SOĞANIN KİLOSU 30 LİRA DENİLİNCE, HÜKÜMETİN CEVABI ÇOK NET OLUYOR: “SEN SOĞANI ŞÖYLE MASANIN ÜZERİNE KOYAR, ONDAN SONRA ŞÖYLE YUMRUĞUNLA VURUR, ONUN LEZZETİNİ ALABİLİR MİSİN?.. YA BİZ ÖYLE YETİŞTİK. BİZ SOĞANIMIZI ÖYLE YEDİK” EEEEE, NE OLDU ŞİMDİ?.. Emekliler ve esnaf artan hayat pahalılığından dolayı oldukça sıkışık duruma geldi... Öyle ki ne artan enflasyon baskısına karşı hükümetin aldığı ekonomik kararlar gündeme geliyor... Ne de devletin yapısı artık önlem almaya elverişli durumda... Neden mi?.. Devletin kasasında para kalmadı ki devlet devletliğini yapsın... Nerede pahalılık varsa orası unutuluyor... Hükümet hiç o tarafa dönüp bakmıyor bile... Örneğin SOĞANIN KİLOSU 30 LİRA OLDU... ALAMIYORUZ... BU NASIL HÜKÜMET?.. denildiği zaman, hükümetin tepesindeki kişi, “BİZ SOĞANI YUMRUĞUMUZLA VURARAK BÖLER ÖYLE YERİZ” diyerek pahalılığa karşı matematiksel önlemini fiziki kuvvetle alıyor... Ve tabii alanı dolduranlar da alkış kıyamet.. Neden mi?.. CHP eleştiri yaptı diye... Oysa o millet hiç düşünmüyor ki “Yahu biz ne yapıyoruz?.. Kılıçdaroğlu doğruyu söylüyor... Soğanın kilosu 30 lira olur mu?.. Böyle hayat pahalılığı olur mu?.. Biz tarım ülkesiyiz ve neden soğanı kilosu 30 liradan alıyoruz ki?.. Bunu hükümete sormamız gerekiyor” diyerek bir karşı duruş dahi sergilemiyorlar... Hatta akıllarına dahi gelmiyor... Ama eve gidince, “Soğanımız, kıymamız ve maydanozumuz eksik. Alır mısın?” denildiği vakit, kafalar dang ediyor... Ama nereye ediyor?.. Tabii ki AKP’ye karşı değil... CHP’ye karşı ediyor... Sanki ülkeyi CHP yönetiyormuş gibi bir tavırla alanları dolduran AKP, hep kurnazlıkla kandırdığı milletin duygusallığından oy kazancı elde ederek gününü gün ediyor... Ve soğan üzerinden CHP’ye (yani Kemal Kılıçdaroğlu’na) şu basit suçlamayı yapabiliyor? “Ya bay bay Kemal, sen soğanı şöyle masanın üzerine koyar, ondan sonra şöyle yumruğunla vurur, onun lezzetini alabilir misin?.. Ya biz öyle yetiştik, biz soğanımızı öyle yedik...” Al sana soğanın kilosuna karşı edebiyat... Oysa o alana gelenler, “CHP ülkeyi yönetmiyor ki, biz Kılıçdaroğlu’nu eleştirelim... Biz şu anda AKP hükümetini eleştirmemiz lazım. Hem pahalılığa karşı soğanı yumruk savaşıyla muhalefete gardını gösteriyor... Hem de hayat pahalılığı yaşandığı halde “Hayat pahalı mahalı değil... Herkes arabasına atlayıp istediği yere gidiyor” diyerek bir nevi halkın sefilliğiyle ve fakirliğiyle dalgasını geçiyor... Ben bu hükümete asla oyumu vermem demesi gerekiyor... Öyle değil mi?..

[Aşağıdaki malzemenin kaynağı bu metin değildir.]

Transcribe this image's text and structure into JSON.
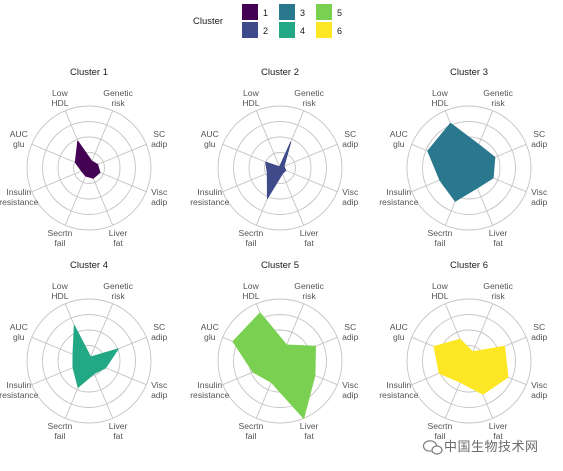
{
  "legend": {
    "title": "Cluster",
    "entries": [
      {
        "label": "1",
        "color": "#440154"
      },
      {
        "label": "2",
        "color": "#3e4a89"
      },
      {
        "label": "3",
        "color": "#2a788e"
      },
      {
        "label": "4",
        "color": "#22a884"
      },
      {
        "label": "5",
        "color": "#7ad151"
      },
      {
        "label": "6",
        "color": "#fde725"
      }
    ]
  },
  "chart_data": {
    "type": "radar",
    "axes": [
      [
        "Genetic",
        "risk"
      ],
      [
        "SC",
        "adip"
      ],
      [
        "Visc",
        "adip"
      ],
      [
        "Liver",
        "fat"
      ],
      [
        "Secrtn",
        "fail"
      ],
      [
        "Insulin",
        "resistance"
      ],
      [
        "AUC",
        "glu"
      ],
      [
        "Low",
        "HDL"
      ]
    ],
    "rings": 4,
    "grid": true,
    "panels": [
      {
        "title": "Cluster 1",
        "color": "#440154",
        "values": [
          0.12,
          0.15,
          0.19,
          0.18,
          0.14,
          0.13,
          0.24,
          0.47
        ]
      },
      {
        "title": "Cluster 2",
        "color": "#3e4a89",
        "values": [
          0.45,
          0.07,
          0.1,
          0.1,
          0.53,
          0.22,
          0.25,
          0.02
        ]
      },
      {
        "title": "Cluster 3",
        "color": "#2a788e",
        "values": [
          0.41,
          0.45,
          0.42,
          0.35,
          0.58,
          0.51,
          0.72,
          0.78
        ]
      },
      {
        "title": "Cluster 4",
        "color": "#22a884",
        "values": [
          0.07,
          0.51,
          0.29,
          0.22,
          0.46,
          0.28,
          0.28,
          0.62
        ]
      },
      {
        "title": "Cluster 5",
        "color": "#7ad151",
        "values": [
          0.28,
          0.62,
          0.61,
          1.0,
          0.37,
          0.47,
          0.82,
          0.84
        ]
      },
      {
        "title": "Cluster 6",
        "color": "#fde725",
        "values": [
          0.16,
          0.62,
          0.68,
          0.58,
          0.37,
          0.52,
          0.61,
          0.38
        ]
      }
    ]
  },
  "watermark": {
    "text": "中国生物技术网"
  }
}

EMEKLİLER VE ENAF ARASINDA GEÇİNME VE AYAKTA DURMA OLAYI BİR MUCİZEYE KALMIŞ GİBİ BİR ŞEY... AYRICA ARTAN PAHALILIKTAN ŞİKAYETÇİ OLANLAR OLUNCA HÜKÜMET HAREKETLENİYOR... BÖYLE ŞEY OLUR MU?.. Hele ki emekliler sokaklara dökülünce... Hayat çok pahalı ve artan enflasyon karşısında eziliyoruz dedikleri saatten itibaren hükümet haraketleniyorsa, o hükümet (kusura bakmasınlar) hükümet değildir... Buna bir de esnafın durumunu eklerseniz, durumun ne kadar vahim ve içinden çıkılmaz bir durum aldığını görmüş olursunuz.. Ama kimileri bakar kör oldukları için görseler de umursamazlar... Ama kimileri de var ki yoksulluk ve parasızlık karşısında inim inim inledikleri için artık hükümetin vereceği bir şey kalmıyor. Sadece para basarak ucu ucuna geçindirdikleri emekli ve esnafa zam oranlarını yansıtıyor... Peki rahatlatıcı bir ekonomik program var mı?.. Yok... İyileştirme programları var mı?.. Yok... Ne var peki?.. Bol bol nasihat... bol bol itibar ayakları... Ve bol bol CHP eleştirisi... Yani bir de şöyle düşünün: “Acaba CHP olmasaydı, Türkiye’nin hali ne olurdu?..” Hiç bu soruyu aklına getiren var mı?.. Yok... Çünkü Türkiye’de hayat yok... Hayat durmuş vaziyette... Sadece emeklinin durumunu da değil... Bütün esnafın... Sanayici iş adamlarının da durumu vahim durumda... Parası olan hiçbir yatırım yapmıyor... Hatta parası olanlar çıkıp bir ev dahi satın almak istemiyor... Neden biliyor musunuz?.. Gelecek olan İstanbul depreminde hangi binanın yıkılacağını bilmediği için... Hangi binanın sağlam raporu olduğu halde sağlamlığından şüpheli şekilde geride durduğu için... Ve boş sıfır olan yeni yapılmış bir binanın güvenirliğinin ne kadar olduğunu bilemedikleri için... Hatta kimseye... Hiçbir kuruluşa da güvenmedikleri için (ve bu güvensizlik halâ devam ettiği için) parası olan hiç kimse ev almıyor... Çünkü ülkede güven kalmadı... Bu güven yeni bir hükümetle gelecek... Taze kan aynı hükümetle değil, CHP ile nefeslenecek ve hayat bulacak... Artık seçimi bekleyeceğiz...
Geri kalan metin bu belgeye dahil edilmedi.